Electronic Thesis and Dissertation Repository

Thesis Format

Integrated Article


Master of Science




Konermann, Lars


Magic number clusters refer to ion species that exhibit unusually high intensities in electrospray ionization (ESI) mass spectrometry (MS) experiments. The serine octamer cluster [Ser8+H]+ is of special interest since its formation mechanism and structure remain controversial, although a recently proposed model in the literature represents a possible candidate structure. Nonetheless, the formation mechanism of [Ser8+H]+ remains unexplored. Some hypotheses suggest that it may pre-exist in bulk solution, or that [Ser8+H]+ can be a collision-induced dissociation (CID) product of large clusters formed in evaporating ESI droplets. We used ESI-MS, mobile proton molecular dynamics (MPMD) simulations, and density functional theory (DFT) to probe the mechanism of ESI-induced [Ser8H]+ formation. The results obtained rule out existence of [Ser8+H]+ in bulk. Additionally, our data reveal that initial Ser clusters formed in shrinking ESI droplets are unstable and undergo CID. Ser monomers released during these dissociation events undergo low-temperature reclustering during free jet expansion. Subsequent CID events culminate in Ser8H+-dominated mass spectra.

Summary for Lay Audience

Mass spectrometry (MS) is a technique used in research and industry for qualitative and quantitative analyses (e.g., blood samples, petrochemicals, etc). To introduce analytes into the vacuum chamber of a mass spectrometer, various methods are available. Electrospray ionization (ESI) is one of the most used approaches that includes application of a high voltage to a conductive capillary containing the analyte solution. This voltage subsequently results in ionization of the analytes. One interesting property of mass spectrometers is their ability to mimic interstellar conditions. This makes the instruments indispensable to investigate molecules/compounds that form in vacuum.

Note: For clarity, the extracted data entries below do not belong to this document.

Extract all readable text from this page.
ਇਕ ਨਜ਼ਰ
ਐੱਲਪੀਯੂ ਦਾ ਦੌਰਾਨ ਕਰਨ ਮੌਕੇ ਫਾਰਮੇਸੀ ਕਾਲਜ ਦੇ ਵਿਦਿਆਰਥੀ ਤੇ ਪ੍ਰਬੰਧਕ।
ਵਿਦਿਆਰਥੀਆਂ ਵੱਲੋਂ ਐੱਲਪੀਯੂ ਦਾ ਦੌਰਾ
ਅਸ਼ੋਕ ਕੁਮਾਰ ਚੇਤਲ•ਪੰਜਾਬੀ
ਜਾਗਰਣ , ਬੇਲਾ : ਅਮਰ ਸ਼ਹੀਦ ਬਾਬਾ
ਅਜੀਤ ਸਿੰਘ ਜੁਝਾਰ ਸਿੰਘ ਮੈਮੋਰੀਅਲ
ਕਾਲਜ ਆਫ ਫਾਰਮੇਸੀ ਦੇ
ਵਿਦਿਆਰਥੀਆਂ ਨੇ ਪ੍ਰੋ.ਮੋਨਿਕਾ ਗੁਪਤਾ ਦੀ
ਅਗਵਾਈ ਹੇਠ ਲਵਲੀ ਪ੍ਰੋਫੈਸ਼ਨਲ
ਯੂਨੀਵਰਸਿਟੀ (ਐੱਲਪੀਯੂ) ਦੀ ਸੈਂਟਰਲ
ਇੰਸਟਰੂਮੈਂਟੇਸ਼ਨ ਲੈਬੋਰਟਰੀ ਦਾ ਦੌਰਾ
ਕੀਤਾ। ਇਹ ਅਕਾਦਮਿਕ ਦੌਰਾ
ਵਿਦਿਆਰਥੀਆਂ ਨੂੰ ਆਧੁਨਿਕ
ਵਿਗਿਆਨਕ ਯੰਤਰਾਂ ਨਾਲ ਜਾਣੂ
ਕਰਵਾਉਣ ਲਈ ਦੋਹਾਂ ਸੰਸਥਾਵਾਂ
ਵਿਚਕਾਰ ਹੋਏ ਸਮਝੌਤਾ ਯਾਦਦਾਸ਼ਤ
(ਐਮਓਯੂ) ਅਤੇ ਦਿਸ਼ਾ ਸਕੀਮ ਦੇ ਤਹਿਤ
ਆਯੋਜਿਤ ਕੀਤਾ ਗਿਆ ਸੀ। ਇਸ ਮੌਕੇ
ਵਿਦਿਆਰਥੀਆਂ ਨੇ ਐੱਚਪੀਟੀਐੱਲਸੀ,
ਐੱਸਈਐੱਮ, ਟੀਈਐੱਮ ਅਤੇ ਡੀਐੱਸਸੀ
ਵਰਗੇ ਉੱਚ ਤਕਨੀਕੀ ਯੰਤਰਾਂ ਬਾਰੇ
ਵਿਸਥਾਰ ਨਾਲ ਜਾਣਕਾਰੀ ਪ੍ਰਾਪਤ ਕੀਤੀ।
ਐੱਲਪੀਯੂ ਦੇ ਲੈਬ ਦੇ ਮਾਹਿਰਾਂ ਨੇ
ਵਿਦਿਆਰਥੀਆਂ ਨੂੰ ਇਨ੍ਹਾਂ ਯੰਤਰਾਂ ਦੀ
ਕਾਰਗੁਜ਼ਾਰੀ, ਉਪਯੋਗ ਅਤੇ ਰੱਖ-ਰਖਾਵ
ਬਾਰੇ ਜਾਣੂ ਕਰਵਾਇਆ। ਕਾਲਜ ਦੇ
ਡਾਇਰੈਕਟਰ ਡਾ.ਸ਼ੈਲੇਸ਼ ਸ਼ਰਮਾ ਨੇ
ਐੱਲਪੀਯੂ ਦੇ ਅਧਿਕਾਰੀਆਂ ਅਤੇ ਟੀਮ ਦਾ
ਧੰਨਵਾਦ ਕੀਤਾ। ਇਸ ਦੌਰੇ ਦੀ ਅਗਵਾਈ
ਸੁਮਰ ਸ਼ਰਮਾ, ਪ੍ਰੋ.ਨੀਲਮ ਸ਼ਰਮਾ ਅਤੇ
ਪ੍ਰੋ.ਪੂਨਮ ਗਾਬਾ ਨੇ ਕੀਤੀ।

Magic number clusters (MNC) are ions that show an unusually high abundance in mass spectrometry experiments. The serine octamer cluster is one particularly interesting MNC, as both its structure and formation mechanism remain incompletely understood. Existing hypotheses suggest that the cluster pre-exists in bulk solution or that it forms within evaporating ESI nanodroplets. Subsequent dissociation events may then produce the experimentally observable [Ser8+H]+.

In this thesis, MS experiments, molecular dynamics simulation (MD), and density functional theory (DFT) were utilized to investigate the formation mechanism of [Ser8+H]+ and gain insights about its structure. In chapter 2, the results rule out the existence of the cluster in bulk and droplets, suggesting the existence of experimentally observable [Ser8+H]+to be exclusive to vacuum conditions. On the basis of MS data and MD results, it is proposed that as ESI nanodroplets evaporate to dryness, Ser subunits aggregate and form large non-specific gaseous clusters. Dissociation of these nonspecific clusters is then followed by aggregation of neutral and positively charged Ser monomers in the gas phase. Subsequently, collision induced dissociation (CID) of these gas phase aggregates results in [Ser8+H]+.